L&G cites negative stockmarket variances for the significant fall.
On an EEV basis, operating profit actually increased 12 per cent to £657m, from £589m in the same period in 2008.
New business fell to £746m APE for the first half, down from £806m last year.
L&G strengthened its IGD surplus capital to £1.9bn in June before adding £300m of qualifying lower tier 2 debt securities issued in July, bringing the total to £2.2bn.
It estimates a proforma IGD coverage ratio of 192 per cent compared with 169 per cent quoted in the 2008 full year results.
The firm says it has no plans to launch a rights issue, following speculation from analysts, claiming it is comfortable with its enhanced capital position.

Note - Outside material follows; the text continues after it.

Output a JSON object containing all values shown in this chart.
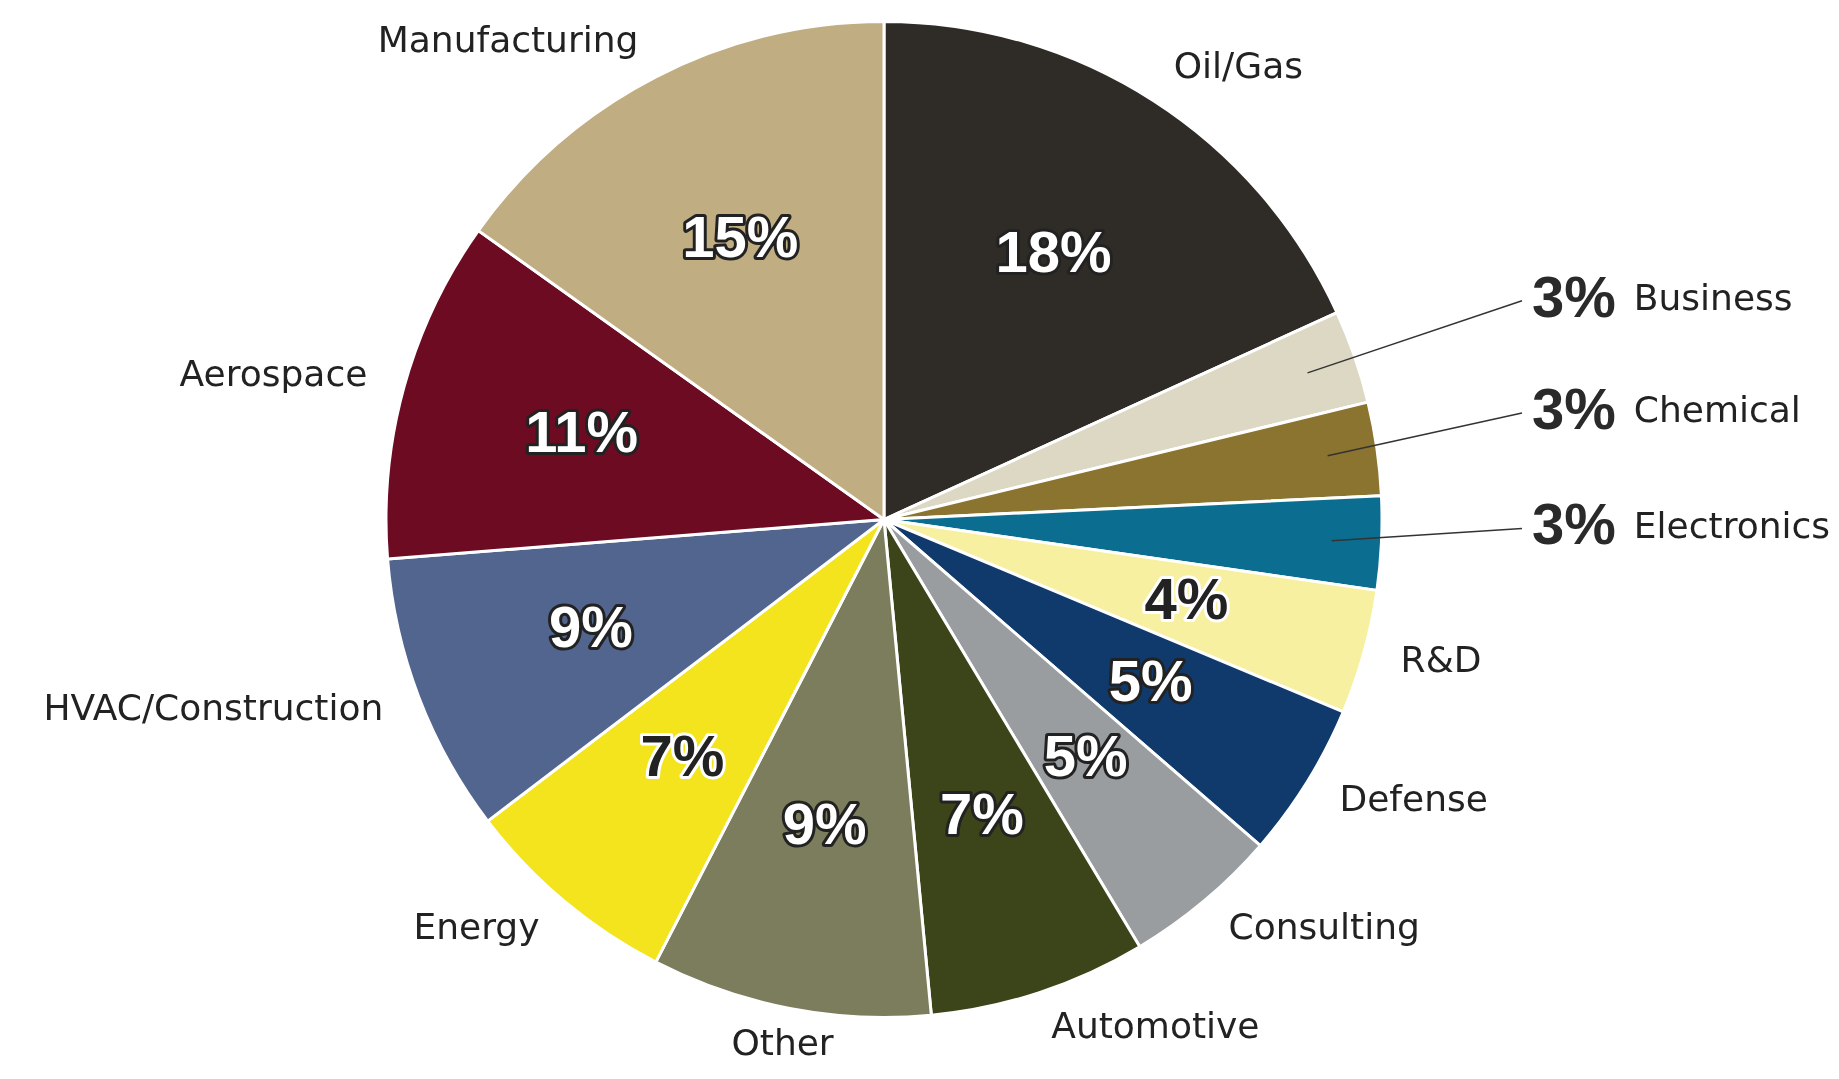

Group chief executive Tim Breedon says: “We have strengthened the balance sheet with proforma IGD surplus at £2.2bn and we expect to realise annualised cost savings of £50m by the end of 2009. IFRS operating profit has been reduced by £351m of negative investment variances in the period.
“The board has therefore decided to pay an interim dividend of 1.11p reflecting our growing confidence in cash generation and our continued determination to strengthen the balance sheet during the ongoing economic uncertainty while rewarding shareholders.
“Our focus remains on capital strength, net cash generation and cost reduction. As a group we benefit and continue to exploit substantial synergies between risk, savings and investment management to service our customers and create value for shareholders.
“Confidence has started to return to markets but we expect some continued uncertainty for the remainder of 2009. As a result of the actions we have taken in the first half of this year and will continue to take in the second half of the year, Legal & General is better positioned to take advantage of new opportunities to grow profitably as the economy recovers.”